The key to a successful negotiation is preparation. When you are prepared there is an increased expectation that you get the best possible outcome for yourself. This doesn’t mean you will get everything you want. It does mean you will be fully prepared to make good decisions about what you will or will not agree with.
Whether you are negotiating directly (mediation, parenting co-ordination, self represent in court) or through another party (lawyers) there are considerations that need to be thought through.
Prepare before you start…
- Make sure you are ready to face the other party at the table. If you don’t think you can’t, there may be benefit to working with a lawyer to help you in mediation or lawyer to lawyer negotiation
- Know your interests and what priority they have. It is more than simply knowing what you want. You need to consider how important certain interests are to you and whether you would consider giving that up or giving up something else to keep it. Take the time to write it down
- Make sure you have enough information about the issue, the legal implications, your rights and obligations before you make a final decision.

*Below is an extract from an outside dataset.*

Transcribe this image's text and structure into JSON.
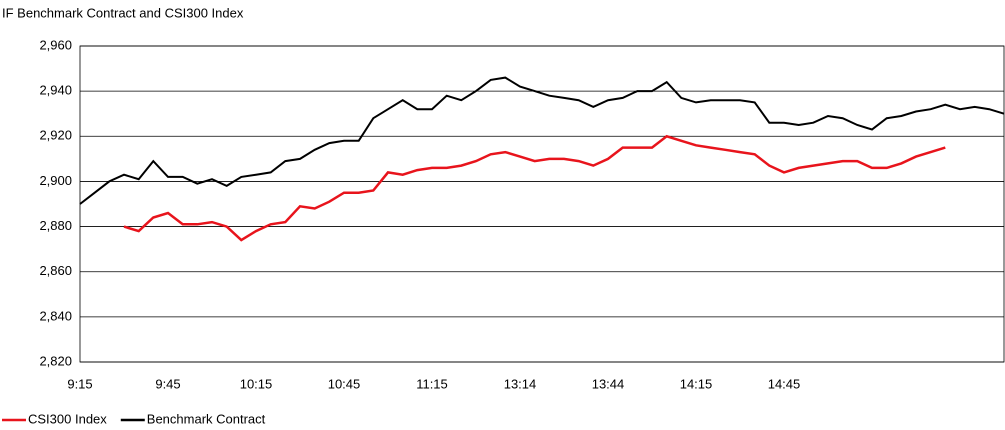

- Consider what the other party’s interests are and what their priorities might be. Consider that the answer might be different now than it would have been before you separated.
- Be prepared to consider options you did not think of.
- Think about and be prepared for the power dynamics in your relationship and how that will be presented at the table.
- Think about how you will communicate your interests to the other person so they understand why it is important to you. Listen to why the interests of the other person are important to them. This understanding can change what you thought your interests were and what the other person thought their interests were.
- Think about how you will control your emotions during the negotiation. Know the words or body language that may trigger your emotions in an attempt to through off your negotiation.
- Remember that you negotiate everyday in life. Spend time learning or re-learning how to negotiate. There are many resources and tools out there.